Haber: Nisanur YILDIRIM & Dilan KUTLU
İliç'te Yaşanan Trajedi ve Altın Madeni Tartışması
Meclisteki bütçe görüşmeleri sırasında, bir milletvekili, İliç'te meydana gelen maden faciasının ardından altın madeninin tekrar açılmak istenmesine sert tepki gösterdi. Milletvekili, facianın ardından hiçbir sorumlunun hesap vermediğini, 9 can kaybının görmezden gelindiğini vurguladı. Kazada oluşan büyük çamur yığınının altında hala altın olması sebebiyle, yığının taşınarak madenin yeniden açılmasının planlandığı iddiası gündeme getirildi. Milletvekili, bu durumun kabul edilemez olduğunu, facianın sorumlularının bulunması ve adaletin sağlanması gerektiğini belirtti. Ayrıca, altın madenciliğinin çevreye ve halk sağlığına olan olumsuz etkilerine dikkat çekti. Hükümetin, çevresel ve insan sağlığına yönelik riskleri dikkate almadan maden projelerini desteklediği eleştirisi yapıldı.

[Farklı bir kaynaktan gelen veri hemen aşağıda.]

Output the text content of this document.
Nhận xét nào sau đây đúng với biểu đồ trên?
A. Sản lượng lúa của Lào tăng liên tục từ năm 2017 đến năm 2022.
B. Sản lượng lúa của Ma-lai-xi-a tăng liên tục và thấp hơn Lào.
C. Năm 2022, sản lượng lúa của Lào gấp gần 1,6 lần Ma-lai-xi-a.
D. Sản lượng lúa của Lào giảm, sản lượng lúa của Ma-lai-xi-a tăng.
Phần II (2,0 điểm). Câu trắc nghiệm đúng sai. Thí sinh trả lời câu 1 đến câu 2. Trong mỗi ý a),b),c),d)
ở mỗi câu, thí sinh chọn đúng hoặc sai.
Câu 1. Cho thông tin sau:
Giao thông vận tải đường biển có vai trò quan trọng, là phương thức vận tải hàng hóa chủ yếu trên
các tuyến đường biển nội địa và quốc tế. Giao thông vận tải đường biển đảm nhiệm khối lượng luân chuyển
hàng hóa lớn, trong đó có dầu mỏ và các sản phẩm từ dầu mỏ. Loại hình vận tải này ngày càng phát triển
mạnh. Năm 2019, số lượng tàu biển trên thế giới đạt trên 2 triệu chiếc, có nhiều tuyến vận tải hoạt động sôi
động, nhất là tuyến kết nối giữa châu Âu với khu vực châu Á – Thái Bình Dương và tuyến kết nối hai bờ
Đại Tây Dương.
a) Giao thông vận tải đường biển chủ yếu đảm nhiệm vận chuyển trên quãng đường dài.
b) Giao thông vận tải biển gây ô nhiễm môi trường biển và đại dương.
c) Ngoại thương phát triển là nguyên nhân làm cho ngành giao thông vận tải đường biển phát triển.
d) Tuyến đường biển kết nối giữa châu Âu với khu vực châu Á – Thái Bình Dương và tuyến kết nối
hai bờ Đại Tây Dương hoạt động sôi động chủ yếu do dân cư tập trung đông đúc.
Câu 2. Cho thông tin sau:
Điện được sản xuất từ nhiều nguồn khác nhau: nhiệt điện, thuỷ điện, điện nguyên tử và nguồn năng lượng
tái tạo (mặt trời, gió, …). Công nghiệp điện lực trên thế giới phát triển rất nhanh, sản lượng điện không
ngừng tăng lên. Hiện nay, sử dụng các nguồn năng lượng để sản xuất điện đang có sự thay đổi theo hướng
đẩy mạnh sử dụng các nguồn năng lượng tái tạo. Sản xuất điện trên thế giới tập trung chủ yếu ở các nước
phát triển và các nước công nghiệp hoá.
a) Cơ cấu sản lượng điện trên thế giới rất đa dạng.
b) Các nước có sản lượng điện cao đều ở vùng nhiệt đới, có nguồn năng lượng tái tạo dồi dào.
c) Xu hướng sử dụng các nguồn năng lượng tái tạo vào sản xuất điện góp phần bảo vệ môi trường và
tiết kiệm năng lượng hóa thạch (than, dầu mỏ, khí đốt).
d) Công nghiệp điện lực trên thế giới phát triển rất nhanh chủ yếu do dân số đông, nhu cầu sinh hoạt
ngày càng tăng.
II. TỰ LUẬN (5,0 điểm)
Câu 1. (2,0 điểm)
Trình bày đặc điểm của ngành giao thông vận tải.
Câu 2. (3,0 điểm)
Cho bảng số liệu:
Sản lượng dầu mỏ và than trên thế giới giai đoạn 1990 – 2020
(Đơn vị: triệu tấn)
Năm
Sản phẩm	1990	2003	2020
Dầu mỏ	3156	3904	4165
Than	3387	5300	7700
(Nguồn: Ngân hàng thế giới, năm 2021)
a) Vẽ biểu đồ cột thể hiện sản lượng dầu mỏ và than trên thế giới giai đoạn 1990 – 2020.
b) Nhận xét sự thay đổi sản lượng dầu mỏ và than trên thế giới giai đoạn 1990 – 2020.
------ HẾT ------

Enerji Politikalarındaki Sorunlar ve Ekoloji
Milletvekili, ülkenin enerji politikalarında ciddi sorunlar olduğunu savundu. Hükümetin "sürdürülebilirlik" söylemlerine rağmen, gerçekte fosil yakıtlara bağımlılığın devam ettiğini, maden çalışmalarının çevreye verdiği zararın göz ardı edildiğini ifade etti. Türkiye'nin madencilik politikalarının, doğanın ve insanların çıkarlarını gözetmediği, kar ve rant odaklı olduğunu belirtti. Dersim bölgesindeki elektrik sorunlarına, kömür dağıtımındaki adaletsizliğe ve hava kirliliğine dikkat çekti. Özellikle Şırnak'taki Gabar bölgesindeki kömür madenciliğinin doğaya verdiği zararın da vurgulandı. Milletvekili, yenilenebilir enerji kaynaklarına geçişin, bölgesel özelliklerin dikkate alınmadan yapıldığı ve yerel halkın görüşlerinin alınmadığı eleştirisini dile getirdi.
Kamulaştırma ve Sürdürülebilir Çevre
Konuşmasında, elektrik, doğalgaz ve su gibi temel kaynakların kamulaştırılması gerektiği ve özelleştirme politikalarının sermayeye hizmet ettiğinin altını çizdi. Sürdürülebilir çevre politikalarının, zenginleri daha zengin ederken halkın yararlanamadığı politikalar olduğunu dile getirdi. HES, RES ve GES projelerinin uygulanırken çevresel etkilerin göz ardı edildiğini ve Karadeniz Bölgesi başta olmak üzere birçok bölgede ekokırım suçlarının işlendiğini belirtti. Hükümetin, "yeşillendirme" adı altında yaptığı çalışmaları manipülasyon olarak nitelendirdi ve gerçekliğin kamuoyundan saklandığını iddia etti. İliç faciasının sorumlularının bulunması, adaletin sağlanması ve sürdürülebilir enerji politikalarına geçilmesi gerektiğini vurguladı.
Meclis Başkanı, milletvekilinin konuşmasındaki "Kürt coğrafyası" ifadesine tepki göstererek, bu tanımın kanunlarda yer almadığını ve Anayasa'ya aykırı olduğunu belirtti.